Improve audit-website for UX Audit by adding user-flow framing
If your goal is UX-adjacent, say which flow matters:
- homepage to signup
- blog post to demo request
- pricing to checkout
- docs search to product activation
Then ask the agent to interpret technical findings in terms of friction, trust, and drop-off risk. That makes audit-website for UX Audit materially more useful without pretending the scanner did full user research.
Watch for false expectations around scan coverage
Another common mistake is assuming the tool saw everything. If the crawl was blocked, shallow, or limited to public pages, the report may miss authenticated or dynamic experiences. Ask the agent to state coverage limits explicitly before you act on the findings.

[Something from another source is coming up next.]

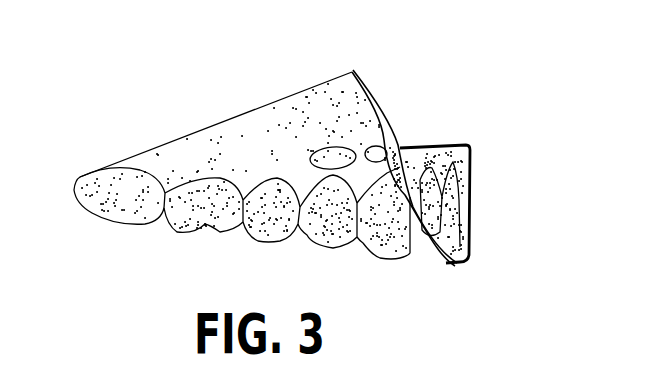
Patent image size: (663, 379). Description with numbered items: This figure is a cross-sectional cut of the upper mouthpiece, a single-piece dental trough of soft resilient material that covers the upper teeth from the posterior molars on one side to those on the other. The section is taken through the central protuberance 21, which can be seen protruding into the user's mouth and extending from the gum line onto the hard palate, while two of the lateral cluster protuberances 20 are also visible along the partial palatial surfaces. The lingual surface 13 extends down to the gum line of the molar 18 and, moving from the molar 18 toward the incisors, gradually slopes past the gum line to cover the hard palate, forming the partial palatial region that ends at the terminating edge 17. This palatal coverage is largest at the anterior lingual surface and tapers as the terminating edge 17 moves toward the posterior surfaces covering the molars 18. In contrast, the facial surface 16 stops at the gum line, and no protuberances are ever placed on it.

Re-run after fixes and compare deltas
The repo signals support for diff-oriented workflows. Use that. A single audit gives you a snapshot; repeated audits tell you whether health improved, regressed, or shifted categories. This is especially useful after migrations, template updates, and performance work.
Use rule docs when a finding is unclear
The skill points to rule documentation with this pattern:
https://docs.squirrelscan.com/rules/{rule_category}/{rule_id}
When a warning is ambiguous, checking the rule reference is often faster than debating the model's interpretation.
Ask for implementation-ready remediation
If the first pass is too abstract, follow up with:
Show exact pages or patterns affected.Give fix recommendations in developer-ready language.Draft tickets grouped by team: content, engineering, SEO.Highlight what should be validated in the next crawl.
This improves output quality more than asking the model to simply "be more specific."
Improve trust by requesting evidence in every recommendation
For each proposed fix, ask the agent to include:
- the issue category
- the affected page or scope
- why it matters
- expected outcome after fixing
That keeps the audit-website skill grounded in scan evidence rather than drifting into generic advice.